This post has been updated.
The New York Times editorial board is a partisan, ideologically homogeneous cadre of elite leftist thinking -- not that there's anything wrong with that.
The problem is that their partisanship often takes the truth out into the alley out back, beats the tar out of it and leaves it bruised and bleeding, propped up against a dumpster that reeks of rotting fish. Case in point: the use of the term "filibuster."
The Times editorialists did it again today -- but this is more a case of convenient stupidity.
But that’s to care for them as human beings, under that other constitutional right — to life, liberty and the pursuit of happiness.
Of course, that's not the Constitution, but the Declaration of Independence -- a fact that those on the left are quick to point out when those making a case for a kind of secular nod toward theism in American public life misattribute the "endowed by their Creator" part as being in the Constitution.
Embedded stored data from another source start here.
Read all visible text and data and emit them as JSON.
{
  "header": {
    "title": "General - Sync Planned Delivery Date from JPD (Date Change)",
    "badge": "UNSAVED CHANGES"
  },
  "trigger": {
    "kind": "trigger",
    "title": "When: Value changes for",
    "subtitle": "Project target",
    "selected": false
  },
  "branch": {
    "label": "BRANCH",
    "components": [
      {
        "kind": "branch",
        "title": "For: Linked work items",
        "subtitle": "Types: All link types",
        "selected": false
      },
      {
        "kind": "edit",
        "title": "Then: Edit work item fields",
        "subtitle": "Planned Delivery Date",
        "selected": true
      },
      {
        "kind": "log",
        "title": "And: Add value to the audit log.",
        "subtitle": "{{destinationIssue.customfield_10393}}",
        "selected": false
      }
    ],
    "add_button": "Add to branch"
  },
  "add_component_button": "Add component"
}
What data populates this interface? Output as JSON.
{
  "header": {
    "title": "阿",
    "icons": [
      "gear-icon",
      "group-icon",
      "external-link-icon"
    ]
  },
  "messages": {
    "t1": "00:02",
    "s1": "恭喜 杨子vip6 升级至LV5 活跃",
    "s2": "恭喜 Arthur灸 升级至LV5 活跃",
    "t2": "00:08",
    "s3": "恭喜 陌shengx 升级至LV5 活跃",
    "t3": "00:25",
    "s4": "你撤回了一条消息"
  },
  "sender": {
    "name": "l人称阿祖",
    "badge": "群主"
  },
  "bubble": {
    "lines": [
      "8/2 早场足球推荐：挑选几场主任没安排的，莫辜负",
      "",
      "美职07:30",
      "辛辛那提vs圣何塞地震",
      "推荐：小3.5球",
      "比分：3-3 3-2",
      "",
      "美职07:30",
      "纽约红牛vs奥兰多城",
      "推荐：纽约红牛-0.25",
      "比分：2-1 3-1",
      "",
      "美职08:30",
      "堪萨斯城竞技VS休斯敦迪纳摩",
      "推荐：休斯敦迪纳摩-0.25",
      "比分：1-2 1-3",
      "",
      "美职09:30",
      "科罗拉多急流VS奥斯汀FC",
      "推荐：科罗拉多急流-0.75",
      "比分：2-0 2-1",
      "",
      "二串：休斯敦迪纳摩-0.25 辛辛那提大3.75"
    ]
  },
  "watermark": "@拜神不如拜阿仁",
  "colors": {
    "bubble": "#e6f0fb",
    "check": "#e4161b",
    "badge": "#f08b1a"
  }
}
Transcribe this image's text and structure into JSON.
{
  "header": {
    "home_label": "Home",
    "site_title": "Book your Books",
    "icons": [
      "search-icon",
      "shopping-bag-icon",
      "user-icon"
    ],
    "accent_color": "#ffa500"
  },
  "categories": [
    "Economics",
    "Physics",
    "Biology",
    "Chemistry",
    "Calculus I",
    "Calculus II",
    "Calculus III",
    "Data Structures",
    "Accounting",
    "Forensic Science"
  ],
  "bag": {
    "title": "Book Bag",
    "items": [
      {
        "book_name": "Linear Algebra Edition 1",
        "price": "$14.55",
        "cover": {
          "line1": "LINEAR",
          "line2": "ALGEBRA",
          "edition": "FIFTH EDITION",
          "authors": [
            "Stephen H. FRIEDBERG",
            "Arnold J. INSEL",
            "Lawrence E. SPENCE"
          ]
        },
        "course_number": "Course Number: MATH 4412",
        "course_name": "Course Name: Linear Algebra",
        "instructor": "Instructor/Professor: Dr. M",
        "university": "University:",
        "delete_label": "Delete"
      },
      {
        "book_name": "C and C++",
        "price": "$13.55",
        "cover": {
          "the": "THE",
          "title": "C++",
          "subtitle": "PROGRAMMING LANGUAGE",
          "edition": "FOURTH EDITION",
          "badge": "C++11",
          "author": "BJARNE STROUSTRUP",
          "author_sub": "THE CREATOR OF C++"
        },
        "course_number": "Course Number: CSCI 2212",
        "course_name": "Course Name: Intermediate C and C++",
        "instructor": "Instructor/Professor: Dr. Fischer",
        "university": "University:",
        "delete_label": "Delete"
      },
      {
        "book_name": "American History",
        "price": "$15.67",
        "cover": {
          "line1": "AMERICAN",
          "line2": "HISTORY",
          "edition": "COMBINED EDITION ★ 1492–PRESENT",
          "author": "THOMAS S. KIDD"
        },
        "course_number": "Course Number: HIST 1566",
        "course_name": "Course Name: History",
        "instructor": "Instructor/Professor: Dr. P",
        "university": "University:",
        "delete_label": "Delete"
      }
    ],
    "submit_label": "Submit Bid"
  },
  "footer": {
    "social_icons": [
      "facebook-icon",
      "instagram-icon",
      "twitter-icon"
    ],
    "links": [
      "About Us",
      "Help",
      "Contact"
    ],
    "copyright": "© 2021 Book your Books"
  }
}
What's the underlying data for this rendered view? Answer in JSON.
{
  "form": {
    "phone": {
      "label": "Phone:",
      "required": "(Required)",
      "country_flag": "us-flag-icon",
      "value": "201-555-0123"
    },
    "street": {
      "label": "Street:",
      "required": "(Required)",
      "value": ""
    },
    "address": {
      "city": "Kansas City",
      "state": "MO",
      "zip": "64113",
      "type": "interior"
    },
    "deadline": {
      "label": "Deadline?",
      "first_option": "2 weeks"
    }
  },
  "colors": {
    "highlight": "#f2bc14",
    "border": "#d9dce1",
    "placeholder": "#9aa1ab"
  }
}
Expect a correction tomorrow, because this error is largely meaningless. Then ponder for a moment what the heck those four layers of editors are up to.
UPDATE
Surprisingly, the Times has decided that their Constitutional faux pas is not worth a correction, instead correcting the trivial fact that "South Park" is currently in its 11th season, not its 12th.
So much for that dedication to accuracy.
On a related note: In cruising through the blogosphere I read an observation made by a commenter expressing shock that the Times had come to the conclusion that there is a "right" to "life."
I'm sure it was an inadvertant mistake.